Sun-Kwon Kim, chairman and CEO of Caffe Bene, traveled to Canada and saw that the local coffee shops were very popular. He had confidence that he could create a brand that could compete with the cafes he saw. Caffe Bene is designed after European open-air cafes. The word "Bene" in the brand name comes from the Italian word for "good." This brand combines the European open-air atmosphere and traditional Korean culture of "Sarangbang".

=== New York City ===
Caffe Bene launched its first international store in New York City, on February 1, 2012. Located on 44th Street and 8th Avenue in Manhattan's Theater District, near Times Square, it is 600 m2, one of the biggest coffee shops in the area. Caffe Bene "specializes in coffee drinks and Belgian waffles, including savory varieties with bacon and Parmesan in the dough". The location's interior design was inspired by several city landmarks, including the Brooklyn Bridge and the New York City Subway. According to Caffe Bene, the company used recycled materials for its design.

=== Los Angeles ===
Caffe Bene branch opened in Los Angeles in the summer of 2012 on the ground floor of CGV mall with other famous South Korean cafe competitors such as Paris Baguette and Tom N Toms. It has a multimedia projector with K-pop music in addition to wooden tables and cement floors. In 2013, another Bene launched on Wilshire Boulevard and Berendo Street. Critics and visitors have claimed that the new Bene carries a cozier feel in addition to its high ceilings, similar with the previous Bene except revamped with improved design, structure, and atmosphere.

=== Boston ===
Caffe Bene branch opened in Boston in 2014. It lies on Huntington Avenue and St Botolph St and competes with shops in an area surrounding Northeastern University.

=== Suwanee, Georgia ===
Caffe Bene is located in Suwanee Georgia at 3131 Lawrenceville-Suwanee Road.

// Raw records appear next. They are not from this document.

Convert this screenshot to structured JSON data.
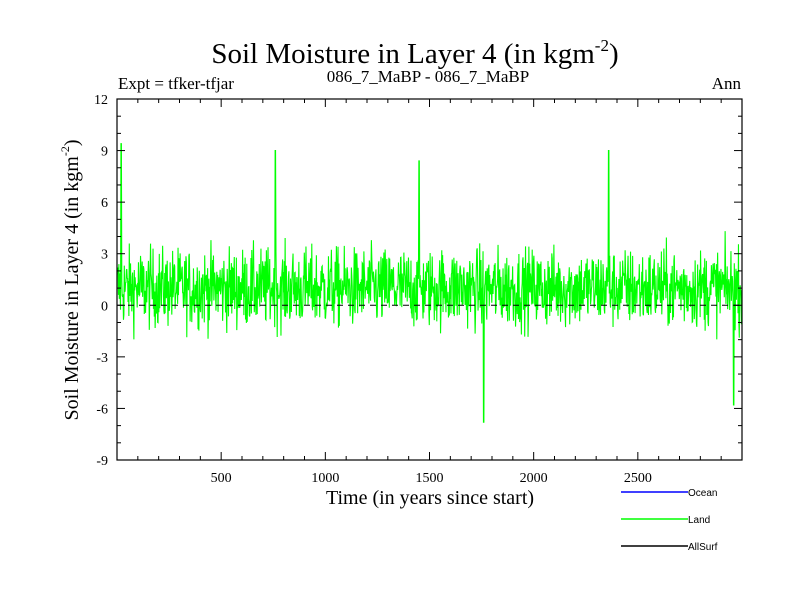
{
  "chart_data": {
    "type": "line",
    "title": "Soil Moisture in Layer 4 (in kgm",
    "title_superscript": "-2",
    "title_suffix": ")",
    "subtitle": "086_7_MaBP - 086_7_MaBP",
    "left_label": "Expt = tfker-tfjar",
    "right_label": "Ann",
    "xlabel": "Time (in years since start)",
    "ylabel": "Soil Moisture in Layer 4 (in kgm",
    "ylabel_superscript": "-2",
    "ylabel_suffix": ")",
    "xlim": [
      0,
      3000
    ],
    "ylim": [
      -9,
      12
    ],
    "x_ticks": [
      500,
      1000,
      1500,
      2000,
      2500
    ],
    "x_tick_labels": [
      "500",
      "1000",
      "1500",
      "2000",
      "2500"
    ],
    "y_ticks": [
      -9,
      -6,
      -3,
      0,
      3,
      6,
      9,
      12
    ],
    "y_tick_labels": [
      "-9",
      "-6",
      "-3",
      "0",
      "3",
      "6",
      "9",
      "12"
    ],
    "zero_line": "dashed",
    "grid": false,
    "legend_position": "bottom-right",
    "series": [
      {
        "name": "Ocean",
        "color": "#0000ff",
        "values": []
      },
      {
        "name": "Land",
        "color": "#00ff00",
        "values": "annual series, years 1-3000, approx. range -6.8 to 9.4, mean ~1"
      },
      {
        "name": "AllSurf",
        "color": "#000000",
        "values": []
      }
    ],
    "land_series_samples": {
      "x": [
        5,
        20,
        100,
        200,
        300,
        400,
        500,
        600,
        700,
        760,
        800,
        900,
        1000,
        1100,
        1200,
        1300,
        1400,
        1450,
        1500,
        1600,
        1700,
        1760,
        1800,
        1900,
        2000,
        2100,
        2200,
        2300,
        2360,
        2400,
        2500,
        2600,
        2700,
        2800,
        2900,
        2960,
        3000
      ],
      "y": [
        2,
        9.4,
        1.5,
        1,
        1.2,
        1,
        1.5,
        1.3,
        2,
        9,
        2,
        1.5,
        1,
        1.3,
        1.4,
        1.2,
        2,
        8.4,
        0.8,
        1,
        1.1,
        -6.8,
        1,
        0.9,
        1,
        1.1,
        1,
        1.2,
        9,
        1,
        1.1,
        0.8,
        1,
        1,
        0.7,
        -5.8,
        1
      ]
    }
  }
}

=== Other International locations ===

- The first stores in Cambodia and Taiwan opened in November 2013.
- The first store in Japan in December 2013. All Japanese stores were closed by 2018.
- The first store in Mongolia opened in December 2012.
- The first store in Indonesia opened in 2013
- The first store in Malaysia opened in March 2014.
- The first store in Vietnam opened in August 2014.
- The first store in Singapore opened in November 2015.
- The first store in Brunei opened in March 2017.
- The first store in Philippines opened in October 2012.
- The first store in Saudi Arabia

===Products===
Like other coffee chains, Caffe Bene sells brewed coffee, espresso drinks, hot and cold beverages, pastries, sandwiches, waffles, gelato, and features a rotating seasonal menu with accompanying seasonal fare.

In addition, Caffe Bene features misugaru, a traditional Korean drink, which "consists of black sesame seeds, black bean, black and brown rice and barley".